La mobilisation des jeunes
Face au constat de l’urgence climatique, ce sont les jeunes qui se mobilisent et qui montrent du doigt l’inaction générale. Ces jeunes ont pris conscience des problèmes climatiques et écologiques qui nous entourent et désirent un changement de politique, avec plus de justice sociale.

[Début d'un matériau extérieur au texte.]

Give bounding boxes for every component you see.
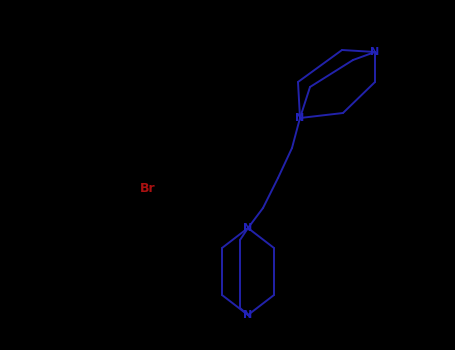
Text: N: N [295,113,305,123]
Text: N: N [370,47,379,57]
Text: Br: Br [140,182,156,195]
Text: N: N [243,223,253,233]
Text: N: N [243,310,253,320]
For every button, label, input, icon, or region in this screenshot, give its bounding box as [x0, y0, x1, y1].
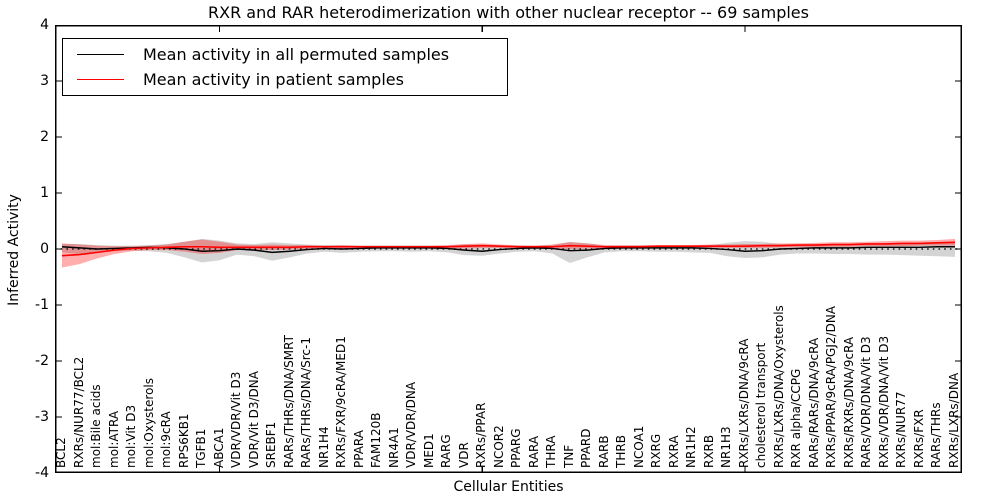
x-tick-label: NR1H4	[316, 426, 331, 468]
plot-canvas	[55, 25, 962, 473]
legend-label-permuted: Mean activity in all permuted samples	[143, 45, 450, 64]
x-tick-label: mol:ATRA	[106, 410, 121, 468]
legend-entry-patient: Mean activity in patient samples	[63, 70, 507, 89]
x-tick-label: NR1H3	[719, 426, 734, 468]
permuted-band	[62, 238, 955, 263]
x-tick-label: RXRs/LXRs/DNA	[947, 372, 961, 468]
x-tick-label: RXRs/FXR/9cRA/MED1	[334, 336, 349, 468]
x-tick-label: RXRs/VDR/DNA/Vit D3	[876, 335, 891, 468]
x-tick-label: RXRA	[666, 435, 681, 468]
x-tick-label: RARA	[526, 435, 541, 468]
y-tick-label: 0	[40, 241, 49, 257]
permuted-mean-line	[61, 246, 955, 254]
x-tick-label: TNF	[561, 444, 576, 468]
x-axis-label: Cellular Entities	[453, 479, 564, 495]
x-tick-label: RXRs/NUR77/BCL2	[71, 356, 86, 468]
x-tick-label: FAM120B	[369, 412, 384, 469]
x-tick-label: mol:Vit D3	[124, 404, 139, 468]
y-tick-label: 1	[40, 185, 49, 201]
x-tick-label: RXRG	[649, 433, 664, 468]
x-tick-label: SREBF1	[264, 421, 279, 468]
y-tick-label: 3	[40, 73, 49, 89]
y-tick-label: -4	[35, 465, 49, 481]
x-tick-label: VDR/VDR/DNA	[404, 381, 419, 468]
x-tick-label: RPS6KB1	[176, 413, 191, 468]
patient-mean-line	[61, 241, 956, 257]
x-tick-label: PPARA	[351, 430, 366, 468]
y-tick-label: -2	[35, 353, 49, 369]
patient-line-sample-icon	[77, 79, 124, 80]
permuted-line-sample-icon	[77, 54, 124, 55]
x-tick-label: ABCA1	[211, 427, 226, 468]
x-tick-label: PPARD	[579, 428, 594, 469]
x-tick-label: mol:Oxysterols	[141, 378, 156, 468]
legend-box: Mean activity in all permuted samples Me…	[62, 38, 508, 96]
x-tick-label: RARs/THRs/DNA/Src-1	[299, 337, 314, 468]
x-tick-label: TGFB1	[194, 428, 209, 468]
x-tick-label: mol:Bile acids	[89, 384, 104, 468]
x-tick-label: VDR/VDR/Vit D3	[229, 371, 244, 468]
x-tick-label: NR1H2	[684, 426, 699, 468]
x-tick-label: PPARG	[509, 428, 524, 468]
x-tick-label: RARs/THRs	[929, 402, 944, 468]
x-tick-label: RXRs/NUR77	[894, 391, 909, 468]
x-tick-label: mol:9cRA	[159, 411, 174, 468]
x-tick-label: RXR alpha/CCPG	[789, 368, 804, 468]
x-tick-label: VDR	[456, 442, 471, 468]
x-tick-label: NCOR2	[491, 425, 506, 468]
x-tick-label: RXRs/LXRs/DNA/9cRA	[736, 338, 751, 469]
x-tick-label: RARs/VDR/DNA/Vit D3	[859, 336, 874, 468]
x-tick-label: RARs/RARs/DNA/9cRA	[806, 337, 821, 468]
chart-title: RXR and RAR heterodimerization with othe…	[208, 3, 809, 22]
x-tick-label: NCOA1	[631, 425, 646, 468]
x-tick-label: THRA	[544, 435, 559, 468]
x-tick-label: cholesterol transport	[754, 342, 769, 468]
y-tick-label: -3	[35, 409, 49, 425]
x-tick-label: RARB	[596, 435, 611, 468]
x-tick-label: RXRs/FXR	[911, 409, 926, 468]
x-tick-label: RARs/THRs/DNA/SMRT	[281, 335, 296, 468]
x-tick-label: RARG	[439, 434, 454, 468]
x-tick-label: RXRB	[701, 434, 716, 468]
y-tick-label: 2	[40, 129, 49, 145]
x-tick-label: THRB	[614, 435, 629, 468]
x-tick-label: BCL2	[54, 437, 68, 468]
legend-entry-permuted: Mean activity in all permuted samples	[63, 45, 507, 64]
x-tick-label: RXRs/PPAR/9cRA/PGJ2/DNA	[824, 306, 839, 468]
x-tick-label: NR4A1	[386, 427, 401, 468]
x-tick-label: RXRs/RXRs/DNA/9cRA	[841, 336, 856, 468]
x-tick-label: RXRs/LXRs/DNA/Oxysterols	[771, 305, 786, 468]
x-tick-label: MED1	[421, 433, 436, 468]
x-tick-label: RXRs/PPAR	[474, 402, 489, 468]
y-tick-label: -1	[35, 297, 49, 313]
y-tick-label: 4	[40, 17, 49, 33]
legend-label-patient: Mean activity in patient samples	[143, 70, 404, 89]
x-tick-label: VDR/Vit D3/DNA	[246, 371, 261, 468]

On peut le voir notamment à travers le roman Il est encore temps ! de Jean-Philippe Blondel qui met en scène une jeune lycéenne, Lou, qui entre en seconde et qui n’est pas aussi excitée que les autres par la rentrée. Lou est très sensible aux conséquences du changement climatique et ne voit pas comment elle pourrait se projeter dans un futur qui serait dégradé. Pourquoi étudier si nous ne savons pas si nous survivrons dans dix ans ? Lou va découvrir Greta Thunberg et partager sa lutte jusqu’à organiser elle-même un événement d’envergure avec l’aide de ses nouveaux amis. Ce roman fait écho à l’éco-anxiété des jeunes face aux problématiques environnementales et climatiques dont ils vont être victimes et démontre qu’ils peuvent aussi être les moteurs du changement. De plus, il est assez court et dynamique, il donne envie de se documenter davantage sur ces jeunes qui luttent et essaient d’agir pour le futur.

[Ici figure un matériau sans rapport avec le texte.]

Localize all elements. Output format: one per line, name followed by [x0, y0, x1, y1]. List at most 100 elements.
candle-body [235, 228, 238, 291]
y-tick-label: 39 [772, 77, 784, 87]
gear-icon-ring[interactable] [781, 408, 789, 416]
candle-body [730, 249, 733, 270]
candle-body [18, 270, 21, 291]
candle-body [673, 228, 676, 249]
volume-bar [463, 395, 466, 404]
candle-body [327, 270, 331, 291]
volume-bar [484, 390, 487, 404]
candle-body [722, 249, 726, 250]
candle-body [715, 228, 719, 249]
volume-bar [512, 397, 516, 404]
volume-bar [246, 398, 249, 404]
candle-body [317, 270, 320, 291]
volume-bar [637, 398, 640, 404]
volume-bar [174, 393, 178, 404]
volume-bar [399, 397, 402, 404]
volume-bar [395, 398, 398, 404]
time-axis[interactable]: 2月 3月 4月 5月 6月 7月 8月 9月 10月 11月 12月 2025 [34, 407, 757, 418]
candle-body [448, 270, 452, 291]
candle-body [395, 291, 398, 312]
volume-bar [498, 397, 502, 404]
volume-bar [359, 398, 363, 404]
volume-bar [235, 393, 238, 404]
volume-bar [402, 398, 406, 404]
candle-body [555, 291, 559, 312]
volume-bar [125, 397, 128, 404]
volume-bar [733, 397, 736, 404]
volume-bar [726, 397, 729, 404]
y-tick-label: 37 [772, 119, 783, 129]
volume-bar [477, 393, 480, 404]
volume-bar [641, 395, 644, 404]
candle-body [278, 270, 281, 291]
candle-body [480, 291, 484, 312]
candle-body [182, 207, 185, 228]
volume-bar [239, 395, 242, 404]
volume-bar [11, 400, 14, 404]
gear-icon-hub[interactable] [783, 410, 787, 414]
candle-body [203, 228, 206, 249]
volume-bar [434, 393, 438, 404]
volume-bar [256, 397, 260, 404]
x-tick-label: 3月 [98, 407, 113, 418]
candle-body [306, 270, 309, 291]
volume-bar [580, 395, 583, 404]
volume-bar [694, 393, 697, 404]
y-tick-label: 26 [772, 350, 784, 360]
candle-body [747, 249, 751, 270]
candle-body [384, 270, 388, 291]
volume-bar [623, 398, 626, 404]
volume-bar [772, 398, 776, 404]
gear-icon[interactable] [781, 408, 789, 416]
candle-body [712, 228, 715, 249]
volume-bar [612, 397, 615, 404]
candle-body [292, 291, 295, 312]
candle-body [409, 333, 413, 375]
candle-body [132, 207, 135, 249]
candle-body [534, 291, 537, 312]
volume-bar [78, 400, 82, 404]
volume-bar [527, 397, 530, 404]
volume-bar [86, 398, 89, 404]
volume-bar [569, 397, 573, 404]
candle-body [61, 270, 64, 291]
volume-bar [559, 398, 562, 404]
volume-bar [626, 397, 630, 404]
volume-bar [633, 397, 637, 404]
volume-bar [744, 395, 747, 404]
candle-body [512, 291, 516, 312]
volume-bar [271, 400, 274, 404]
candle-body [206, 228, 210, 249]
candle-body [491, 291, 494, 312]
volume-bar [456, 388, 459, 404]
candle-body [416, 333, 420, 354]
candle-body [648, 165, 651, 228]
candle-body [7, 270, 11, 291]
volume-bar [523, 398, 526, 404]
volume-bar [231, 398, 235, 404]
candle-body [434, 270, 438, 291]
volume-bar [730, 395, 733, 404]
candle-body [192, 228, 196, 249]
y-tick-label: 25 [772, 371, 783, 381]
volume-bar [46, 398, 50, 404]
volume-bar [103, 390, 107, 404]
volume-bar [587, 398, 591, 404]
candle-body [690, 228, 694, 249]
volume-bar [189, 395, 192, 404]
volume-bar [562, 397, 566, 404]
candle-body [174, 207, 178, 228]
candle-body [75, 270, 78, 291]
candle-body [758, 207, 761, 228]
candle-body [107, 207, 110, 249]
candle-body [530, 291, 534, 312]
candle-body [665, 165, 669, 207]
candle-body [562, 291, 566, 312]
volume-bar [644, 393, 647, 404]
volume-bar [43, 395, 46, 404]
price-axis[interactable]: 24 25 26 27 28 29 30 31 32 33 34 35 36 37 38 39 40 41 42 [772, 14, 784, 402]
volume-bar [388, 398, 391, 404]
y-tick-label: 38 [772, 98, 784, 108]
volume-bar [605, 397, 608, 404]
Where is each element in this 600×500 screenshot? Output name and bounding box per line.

Pour aller plus loin, nous pouvons conseiller Polar vert. L’histoire se passe en Bretagne, Klervi, une jeune lycéenne, retrouve son frère et son cheval inertes sur une des plages proches de chez eux. Elle court les sauver, sachant pertinemment que la plage est recouverte d’algues vertes et que celles-ci peuvent tuer. Elle s’évanouit et est secourue in extremis. Toutefois, le monde de Klervi sera à jamais chamboulé : son frère est dans le coma, son cheval est mort, elle devient à la fois un témoin important dans l’enquête policière en cours au sujet de l’accident de son frère et aussi un suspect dans le trafic d’espèces protégées que mène la famille de son petit ami. Les deux jeunes gens et leurs amis deviennent des activistes critiquant l’implication des grandes industries dans la prolifération des algues vertes et l’inaction des politiques face à l’urgence climatique.

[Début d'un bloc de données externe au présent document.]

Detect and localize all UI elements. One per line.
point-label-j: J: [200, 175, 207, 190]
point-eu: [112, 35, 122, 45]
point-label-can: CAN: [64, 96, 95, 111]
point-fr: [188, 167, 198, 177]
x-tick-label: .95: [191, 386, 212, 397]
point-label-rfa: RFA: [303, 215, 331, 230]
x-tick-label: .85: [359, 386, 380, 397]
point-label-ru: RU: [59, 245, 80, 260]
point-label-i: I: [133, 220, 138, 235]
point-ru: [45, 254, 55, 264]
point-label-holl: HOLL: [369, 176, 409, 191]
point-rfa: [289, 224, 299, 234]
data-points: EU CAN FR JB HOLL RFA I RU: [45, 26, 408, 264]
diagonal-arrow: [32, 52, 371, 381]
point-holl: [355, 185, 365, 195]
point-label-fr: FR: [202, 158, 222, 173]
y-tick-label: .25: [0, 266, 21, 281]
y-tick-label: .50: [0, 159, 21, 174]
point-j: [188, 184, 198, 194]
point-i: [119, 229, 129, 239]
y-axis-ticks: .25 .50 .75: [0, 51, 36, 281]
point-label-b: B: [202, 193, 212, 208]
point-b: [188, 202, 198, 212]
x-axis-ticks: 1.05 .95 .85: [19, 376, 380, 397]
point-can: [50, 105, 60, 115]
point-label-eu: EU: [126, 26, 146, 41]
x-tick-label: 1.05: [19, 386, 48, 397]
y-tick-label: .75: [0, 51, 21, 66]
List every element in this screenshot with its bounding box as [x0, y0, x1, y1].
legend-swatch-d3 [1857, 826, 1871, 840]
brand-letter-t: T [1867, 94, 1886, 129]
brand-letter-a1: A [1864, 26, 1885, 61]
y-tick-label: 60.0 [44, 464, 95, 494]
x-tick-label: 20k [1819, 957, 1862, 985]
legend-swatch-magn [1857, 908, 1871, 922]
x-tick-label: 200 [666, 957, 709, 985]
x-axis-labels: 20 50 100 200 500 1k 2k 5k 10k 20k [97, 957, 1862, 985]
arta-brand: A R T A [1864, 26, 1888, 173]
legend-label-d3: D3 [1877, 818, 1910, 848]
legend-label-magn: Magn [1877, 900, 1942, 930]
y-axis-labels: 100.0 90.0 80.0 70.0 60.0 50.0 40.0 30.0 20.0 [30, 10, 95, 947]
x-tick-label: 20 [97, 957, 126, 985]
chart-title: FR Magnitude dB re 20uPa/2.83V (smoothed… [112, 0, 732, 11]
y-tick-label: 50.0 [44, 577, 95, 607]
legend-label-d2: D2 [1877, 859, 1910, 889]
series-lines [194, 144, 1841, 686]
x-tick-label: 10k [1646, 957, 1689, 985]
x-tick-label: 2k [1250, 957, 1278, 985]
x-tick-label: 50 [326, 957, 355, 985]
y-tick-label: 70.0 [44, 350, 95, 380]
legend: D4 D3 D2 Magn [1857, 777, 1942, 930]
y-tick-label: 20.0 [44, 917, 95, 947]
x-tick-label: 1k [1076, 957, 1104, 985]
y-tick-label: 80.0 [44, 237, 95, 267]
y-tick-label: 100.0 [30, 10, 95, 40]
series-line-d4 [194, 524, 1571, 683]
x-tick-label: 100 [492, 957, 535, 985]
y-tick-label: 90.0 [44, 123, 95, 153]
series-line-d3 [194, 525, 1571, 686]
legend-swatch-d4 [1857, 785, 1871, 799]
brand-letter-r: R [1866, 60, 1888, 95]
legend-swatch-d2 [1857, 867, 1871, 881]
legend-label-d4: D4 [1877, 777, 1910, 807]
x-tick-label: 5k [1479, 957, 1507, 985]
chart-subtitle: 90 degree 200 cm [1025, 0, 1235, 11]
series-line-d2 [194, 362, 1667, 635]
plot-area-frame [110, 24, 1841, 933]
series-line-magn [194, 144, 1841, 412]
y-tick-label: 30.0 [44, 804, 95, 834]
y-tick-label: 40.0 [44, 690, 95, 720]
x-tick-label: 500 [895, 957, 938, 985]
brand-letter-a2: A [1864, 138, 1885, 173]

Un excellent documentaire peut également être révélateur de l’engagement des jeunes pour le climat et l’environnement. Il s’agit de Ces jeunes qui changent le monde. Cet ouvrage ne se limite pas à la question du climat, mais traite aussi de la thématique des déchets, du plastique, de la déforestation, de la biodiversité, de l’éducation, etc. Chaque thématique est un focus sur l’adolescent qui lutte pour faire changer les choses. Plusieurs pages sont donc consacrées au climat, à Greta Thunberg, mais aussi à Anuna De Wever et Kyra Gantois, et Xiuhtezcatl Martinez. Les auteurs nous décrivent leur combat, comment l’idée de cette lutte leur est venue et ce qu’ils ont fait pour montrer leur désaccord. Ils font également un portrait de ces jeunes. Enfin ils retracent les dates clefs du mouvement « Grève de l’école pour le climat ». Ce livre invite les jeunes à prendre conscience qu’ils ont un pouvoir politique, qu’ils peuvent entrer en action et faire entendre leur voix.
Pour finir, nous pouvons également faire référence à l’ouvrage de Mazza Viviana (journaliste italienne), Greta La voix d’une génération, dans lequel Viviana Mazza dresse le portrait de Greta Thunberg et raconte ses actions pour l’environnement et le climat. L’auteure fait également référence au fait que le mouvement lancé par Greta Thunberg est suivi par de nombreux jeunes et qu’il n’est pas un élément isolé. C’est un ouvrage court, facile à lire et peuplé d’illustrations. Un dossier pédagogique et un glossaire à la fin du livre reprennent les définitions les plus importantes.
Conclusion
L’impact de l’activité humaine sur le climat n’est plus à démontrer, et ses conséquences sur le futur de nos sociétés s’annoncent désastreuses : nous sommes en situation d’urgence climatique. Il apparaît clairement qu’il faut agir vite et dès maintenant. Or, c’est cet état d’urgence et cette prise de conscience qui sont source d’anxiété et de fatalisme : pourquoi continuer à étudier ? Le CDI (Centre de Documentation et d’Information) paraît être le lieu idéal pour permettre aux jeunes de s’informer, avec des ressources actuelles et fiables. Être informé et comprendre ce que signifie ce dérèglement permettra aux jeunes d’anticiper sur leur avenir, de réfléchir à leurs actions, de développer leurs compétences en fonction de la ou des causes pour lesquelles ils souhaiteraient s’investir personnellement et enfin de participer à trouver des solutions.